Comcast bullish even after being turned down by Disney

MUMBAI: Even after the Walt Disney Company gave the thumbs down to Comcast's unsolicited bid yesterday, the rejected yet bullish cable giant is betting that time will push Disney's stock price back down to a level that will make its original offer look good.

After hearing that Disney's board had rejected its hostile bid, Comcast sources were putting out the word that it had no intention of increasing the bid on its own. One source which was close to the cable giant was quoted in the BusinessWeek Online saying, "We're not going to be bidding against ourselves. We think we put a pretty fair bid on the table the first time."

In one media report Comcast chairman Brian Roberts made it clear that he's "a disciplined buyer," ready "to walk away from the deal." Another media report said that it was likely that Comcast would increase their bid to something closer to a single share of Comcast for a share of Disney. As for the cash component, they could sell off some assets -- like the Golf Channel or one of the smaller cable systems. And Comcast could hit up money-rich Microsoft, already a seven per cent owner, for some cash in return for added stock that comes with a shareholder agreement preventing the software giant from exercising further control.

Further complicating matters for Roberts, Disney chairman Eisner has his board's support and is showing he intends to keep running his company. Indeed, the day after his board rejected Comcast's bid, Eisner announced the purchase of Kermit the Frog and other characters from Jim Henson Co.

All that could change in the coming weeks, as the 3 March annual meeting draws closer. At that point, by Comcast's reckoning, the difference between the two companies' stock prices will have widened further -- making Comcast's shares even more attractive.

On the other hand, of the most likely candidates to consider competing bids, Viacom has already told investors and analysts that it is not interested, and Time Warner, just coming out of its ill-fated union with America Online, seems unlikely to take on another megamerger.

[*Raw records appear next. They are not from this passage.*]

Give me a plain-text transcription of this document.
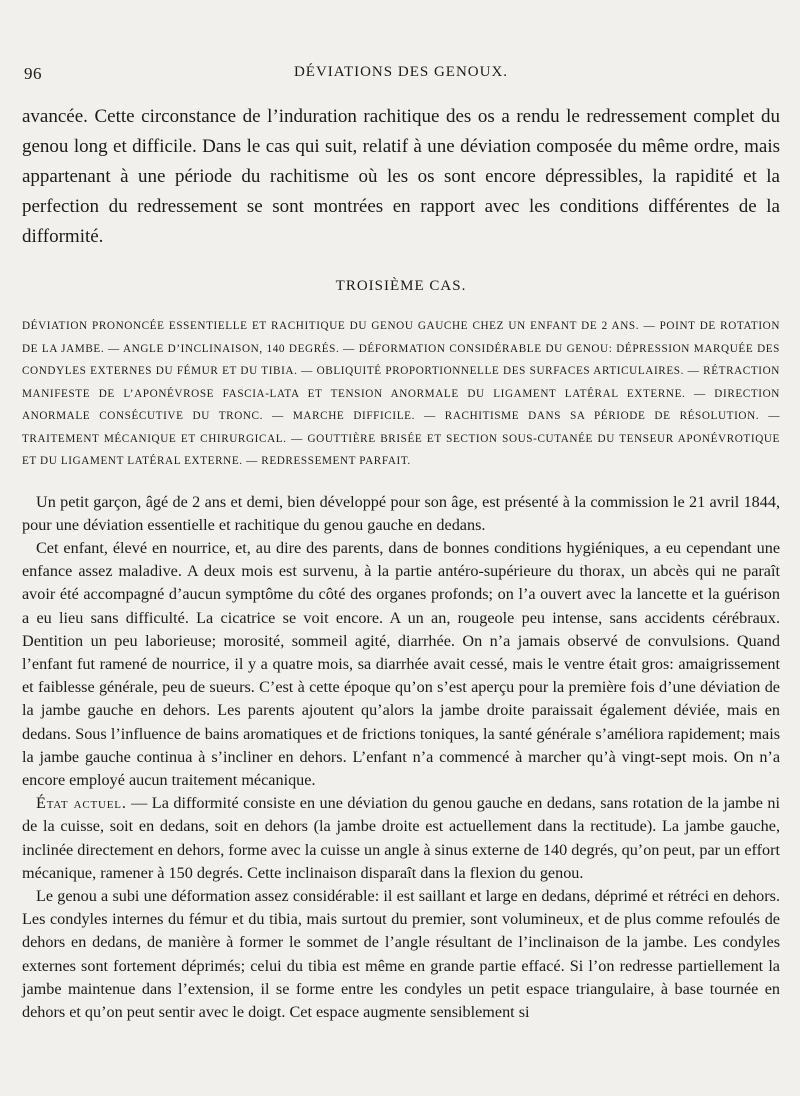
96	DÉVIATIONS DES GENOUX.
avancée. Cette circonstance de l’induration rachitique des os a rendu le redressement complet du genou long et difficile. Dans le cas qui suit, relatif à une déviation composée du même ordre, mais appartenant à une période du rachitisme où les os sont encore dépressibles, la rapidité et la perfection du redressement se sont montrées en rapport avec les conditions différentes de la difformité.
TROISIÈME CAS.
DÉVIATION PRONONCÉE ESSENTIELLE ET RACHITIQUE DU GENOU GAUCHE CHEZ UN ENFANT DE 2 ANS. — POINT DE ROTATION DE LA JAMBE. — ANGLE D’INCLINAISON, 140 DEGRÉS. — DÉFORMATION CONSIDÉRABLE DU GENOU: DÉPRESSION MARQUÉE DES CONDYLES EXTERNES DU FÉMUR ET DU TIBIA. — OBLIQUITÉ PROPORTIONNELLE DES SURFACES ARTICULAIRES. — RÉTRACTION MANIFESTE DE L’APONÉVROSE FASCIA-LATA ET TENSION ANORMALE DU LIGAMENT LATÉRAL EXTERNE. — DIRECTION ANORMALE CONSÉCUTIVE DU TRONC. — MARCHE DIFFICILE. — RACHITISME DANS SA PÉRIODE DE RÉSOLUTION. — TRAITEMENT MÉCANIQUE ET CHIRURGICAL. — GOUTTIÈRE BRISÉE ET SECTION SOUS-CUTANÉE DU TENSEUR APONÉVROTIQUE ET DU LIGAMENT LATÉRAL EXTERNE. — REDRESSEMENT PARFAIT.

Un petit garçon, âgé de 2 ans et demi, bien développé pour son âge, est présenté à la commission le 21 avril 1844, pour une déviation essentielle et rachitique du genou gauche en dedans.

Cet enfant, élevé en nourrice, et, au dire des parents, dans de bonnes conditions hygiéniques, a eu cependant une enfance assez maladive. A deux mois est survenu, à la partie antéro-supérieure du thorax, un abcès qui ne paraît avoir été accompagné d’aucun symptôme du côté des organes profonds; on l’a ouvert avec la lancette et la guérison a eu lieu sans difficulté. La cicatrice se voit encore. A un an, rougeole peu intense, sans accidents cérébraux. Dentition un peu laborieuse; morosité, sommeil agité, diarrhée. On n’a jamais observé de convulsions. Quand l’enfant fut ramené de nourrice, il y a quatre mois, sa diarrhée avait cessé, mais le ventre était gros: amaigrissement et faiblesse générale, peu de sueurs. C’est à cette époque qu’on s’est aperçu pour la première fois d’une déviation de la jambe gauche en dehors. Les parents ajoutent qu’alors la jambe droite paraissait également déviée, mais en dedans. Sous l’influence de bains aromatiques et de frictions toniques, la santé générale s’améliora rapidement; mais la jambe gauche continua à s’incliner en dehors. L’enfant n’a commencé à marcher qu’à vingt-sept mois. On n’a encore employé aucun traitement mécanique.

État actuel. — La difformité consiste en une déviation du genou gauche en dedans, sans rotation de la jambe ni de la cuisse, soit en dedans, soit en dehors (la jambe droite est actuellement dans la rectitude). La jambe gauche, inclinée directement en dehors, forme avec la cuisse un angle à sinus externe de 140 degrés, qu’on peut, par un effort mécanique, ramener à 150 degrés. Cette inclinaison disparaît dans la flexion du genou.

Le genou a subi une déformation assez considérable: il est saillant et large en dedans, déprimé et rétréci en dehors. Les condyles internes du fémur et du tibia, mais surtout du premier, sont volumineux, et de plus comme refoulés de dehors en dedans, de manière à former le sommet de l’angle résultant de l’inclinaison de la jambe. Les condyles externes sont fortement déprimés; celui du tibia est même en grande partie effacé. Si l’on redresse partiellement la jambe maintenue dans l’extension, il se forme entre les condyles un petit espace triangulaire, à base tournée en dehors et qu’on peut sentir avec le doigt. Cet espace augmente sensiblement si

Some analysts said that Comcast may bid more for the Mouse House, but it would be very disciplined in not offering more than one share of its stock for each share of Disney because any higher offer would leave Comcast with less than 50 per cent of the combined company. Its current offer is for 0.78 share of Comcast for each Disney share.

For now, the outcome of Comcast's overture is uncertain. After all, it is not unusual for the price of a target company's stock to surpass the bid price. Analysts say that Comcast could sit on its offer for as long as several months as it waits for stock prices to stabilise and shareholder support to work in the deal's favor. Of course, Comcast would have to change its strategy if another bidder emerges. But thus far, analysts have been hard-pressed to come up with other possible bidders for Disney.

All said and done, the crux of the matter is that Comcast will have to prove that it can improve Disney's assets and it will have to raise its bid to make the acquisition work.